Secret Ceremony | 1968
- Locations |
- London;
- Netherlands
- DIRECTOR |
- Joseph Losey
Made in London, at the gloriously self-indulgent tail end of the Sixties, this weird psychodrama has raven-wigged waif Cenci (Mia Farrow) adopting blowsy Leonora (Elizabeth Taylor) as a substitute mother.
This must be one of the few movies actually inspired by its location. Director Joseph Losey had long been fascinated by a bizarre house in West Kensington and chose to film this oddball melodrama here (though some interiors had to be recreated in the studio).
The strange, brooding mansion, with tall chimneys and startling turquoise tiles is Debenham House, 8 Addison Road, between Holland Park Avenue and High Street Kensington. The supremely photogenic house was also seen in the colourful period melodrama Trottie True, the 1995 Richard III and The Wings of the Dove. It even became the ‘Arabian Embassy’ for the dire Carry On Emmannuelle and, more recently, the interior of the ‘Edinburgh’ brasserie in which Julie Walters waits for the missing Rupert Grint in Driving Lessons.
The area has to be the centre of London Gothic – just around the corner in Melbury Road stood the house where Michael Powell filmed Peeping Tom.
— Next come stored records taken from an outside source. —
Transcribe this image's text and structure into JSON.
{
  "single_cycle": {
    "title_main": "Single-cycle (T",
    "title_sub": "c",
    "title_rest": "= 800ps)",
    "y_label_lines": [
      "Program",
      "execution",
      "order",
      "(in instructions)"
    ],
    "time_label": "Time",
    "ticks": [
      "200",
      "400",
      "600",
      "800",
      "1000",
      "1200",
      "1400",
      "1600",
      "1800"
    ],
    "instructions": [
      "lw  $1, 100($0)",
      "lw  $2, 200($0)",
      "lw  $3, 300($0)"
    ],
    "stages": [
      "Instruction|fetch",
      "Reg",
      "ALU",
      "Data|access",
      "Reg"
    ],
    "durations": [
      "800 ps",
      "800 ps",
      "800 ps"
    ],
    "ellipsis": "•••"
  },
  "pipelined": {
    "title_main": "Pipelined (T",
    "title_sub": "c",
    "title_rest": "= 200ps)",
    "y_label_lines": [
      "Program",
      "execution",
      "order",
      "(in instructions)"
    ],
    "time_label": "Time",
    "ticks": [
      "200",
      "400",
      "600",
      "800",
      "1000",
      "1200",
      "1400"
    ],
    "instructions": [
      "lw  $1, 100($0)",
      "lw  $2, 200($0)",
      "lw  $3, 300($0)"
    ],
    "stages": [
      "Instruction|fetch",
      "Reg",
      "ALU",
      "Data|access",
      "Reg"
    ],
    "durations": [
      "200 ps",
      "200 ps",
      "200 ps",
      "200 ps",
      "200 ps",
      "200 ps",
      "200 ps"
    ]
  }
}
It’s to the church of St Mary Madgalene, Rowington Close, in Little Venice, London W2, that Cenci initially follows Leonora. You can see the church’s distinctive exterior at the start of the car chase in 1949 classic The Blue Lamp, its interior in both Neil Jordan’s 1999 adaptation of Graham Greene’s The End Of The Affair and 2005’s The Constant Gardener, and its crypt in Les Misérables.
The antique shop run by Hannah (Peggy Ashcroft) and Hilda (Pamela Brown) can still be recognised on the corner of St Stephen’s Mews and Chepstow Road in Westbourne Green, W2.
The disastrous holiday was filmed in Noordwijk on the Dutch coast, southwest of Amsterdam. The glum-looking seafront hotel has been massively redeveloped and brightened up in the process (it was damaged by fire in 1990), but part of the original structure is still recognisable. It’s the Grand Hotel Huis ter Duin, Koningin Astrid Boulevard 5, Noordwijk.